11/21/2017: I gave a presentation about "Model reduction for uncertainty quantification of high-dimensional systems" at the Department of Mathematics at the Johannes Gutenberg University Mainz.
10/9-13/2017, I visited Professor Matthias Heinkenschloss at Rice University to work on efficient computation of risk measures in optimization.
07/10/2017: During the SIAM Conference on Control and its Applications in Pittsburgh I presented work on "Data-Driven Reduced-Order Models for Control of PDEs with Uncertain Parameters".
06/26/2017: I presented work on "Stabilization of reduced-order flow models through learning-based closure modeling" at the Conference on Classical and Geophysical Fluid Dynamics: Modeling, Reduction and Simulation at Virginia Tech.
05/23/17: At the SIAM Optimization conference in Vancouver, I presented our work on "Data-Driven Model Reduction via CUR-Factored Hankel Approximation".
04/18/2017: I gave a talk at the Sibley School of Mechanical and Aerospace Engineering at Cornell about "Exploiting Low-Dimensional Structures for Sensing and Control of Fluids via Data-Driven Reduced-Order Modeling".
04/03/17: We organized a minisymposium on "Uncertainty Quantification and Model Inadequacy in Combustion Simulations" at the 2017 SIAM International Conference on Numerical Combustion (with Todd Oliver). There, I presented "Multifidelity Failure Probability Estimation in Combustion Modeling".
03/30-31/17: I visited Professor Karthik Duraisamy at the University of Michigan.
03/17/17: I gave a presentation at the Department of Mathematics Colloquium at Virginia Tech.

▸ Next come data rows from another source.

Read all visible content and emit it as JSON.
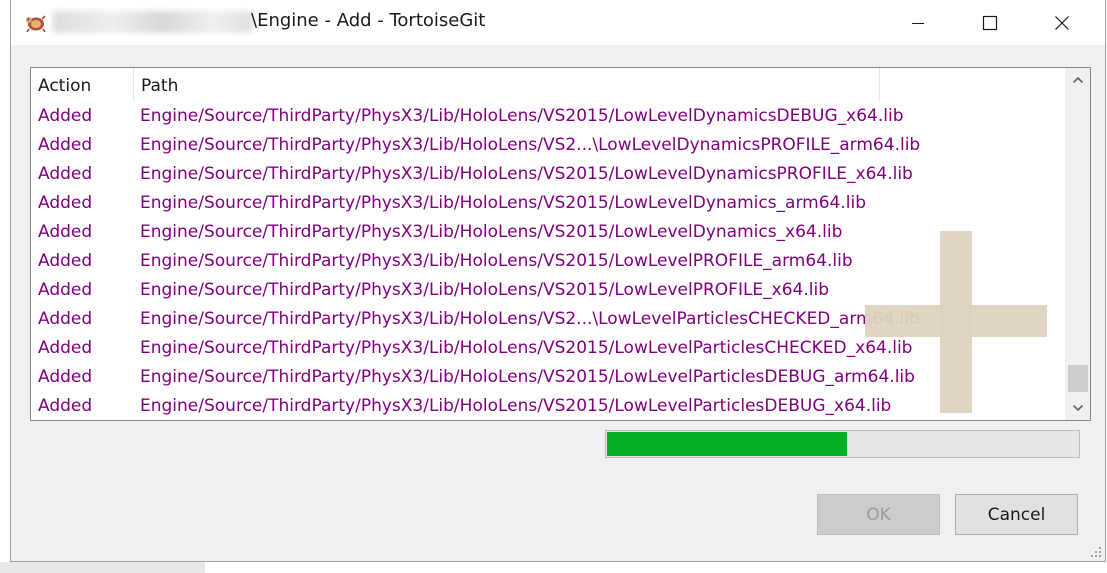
{
  "window": {
    "title": "\\Engine - Add - TortoiseGit",
    "icon": "tortoisegit-icon",
    "controls": {
      "minimize": "minimize-icon",
      "maximize": "maximize-icon",
      "close": "close-icon"
    }
  },
  "list": {
    "columns": [
      "Action",
      "Path"
    ],
    "rows": [
      {
        "action": "Added",
        "path": "Engine/Source/ThirdParty/PhysX3/Lib/HoloLens/VS2015/LowLevelDynamicsDEBUG_x64.lib"
      },
      {
        "action": "Added",
        "path": "Engine/Source/ThirdParty/PhysX3/Lib/HoloLens/VS2...\\LowLevelDynamicsPROFILE_arm64.lib"
      },
      {
        "action": "Added",
        "path": "Engine/Source/ThirdParty/PhysX3/Lib/HoloLens/VS2015/LowLevelDynamicsPROFILE_x64.lib"
      },
      {
        "action": "Added",
        "path": "Engine/Source/ThirdParty/PhysX3/Lib/HoloLens/VS2015/LowLevelDynamics_arm64.lib"
      },
      {
        "action": "Added",
        "path": "Engine/Source/ThirdParty/PhysX3/Lib/HoloLens/VS2015/LowLevelDynamics_x64.lib"
      },
      {
        "action": "Added",
        "path": "Engine/Source/ThirdParty/PhysX3/Lib/HoloLens/VS2015/LowLevelPROFILE_arm64.lib"
      },
      {
        "action": "Added",
        "path": "Engine/Source/ThirdParty/PhysX3/Lib/HoloLens/VS2015/LowLevelPROFILE_x64.lib"
      },
      {
        "action": "Added",
        "path": "Engine/Source/ThirdParty/PhysX3/Lib/HoloLens/VS2...\\LowLevelParticlesCHECKED_arm64.lib"
      },
      {
        "action": "Added",
        "path": "Engine/Source/ThirdParty/PhysX3/Lib/HoloLens/VS2015/LowLevelParticlesCHECKED_x64.lib"
      },
      {
        "action": "Added",
        "path": "Engine/Source/ThirdParty/PhysX3/Lib/HoloLens/VS2015/LowLevelParticlesDEBUG_arm64.lib"
      },
      {
        "action": "Added",
        "path": "Engine/Source/ThirdParty/PhysX3/Lib/HoloLens/VS2015/LowLevelParticlesDEBUG_x64.lib"
      }
    ],
    "scroll": {
      "up": "chevron-up-icon",
      "down": "chevron-down-icon"
    },
    "overlay": "plus-watermark-icon"
  },
  "progress": {
    "fraction": 0.51,
    "color": "#06b025"
  },
  "buttons": {
    "ok": "OK",
    "cancel": "Cancel"
  },
  "colors": {
    "added_text": "#800080"
  }
}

03/15/17: I gave a talk on "Data-driven low-dimensional modeling for analysis and decision-making" at Sandia National Laboratories in Livermore, CA.
03/02/2017 I presented our work on "Multifidelity Computation of Failure Probabilities" at the SIAM CSE 2017 in Atlanta, GA.
02/28/2017 We co-organized a minisymposium on "Model Order Reduction: Perspectives from Junior Researchers" at SIAM CSE 2017 (with Alessandro Alla ).
02/15/2017: I gave a presentation about "Exploiting low-dimensional structures for sensing and control of fluids via data-driven reduced-order modeling at the "Computational Science Seminar", Department of Mathematics, University of Massachusetts Dartmouth, February 15, 2017.
02/02/2017: I presented our work on "Data-driven modeling for control of systems with time-varying and uncertain parameters" at the workshop on "Data-Driven Methods for Reduced-Order Modeling and Stochastic Partial Differential Equations" at the Banff International Research Station in Canada.
Jan 16-20,2017: I visited Professor Matthias Heinkenschloss at Rice University to work on risk measure estimation and computation.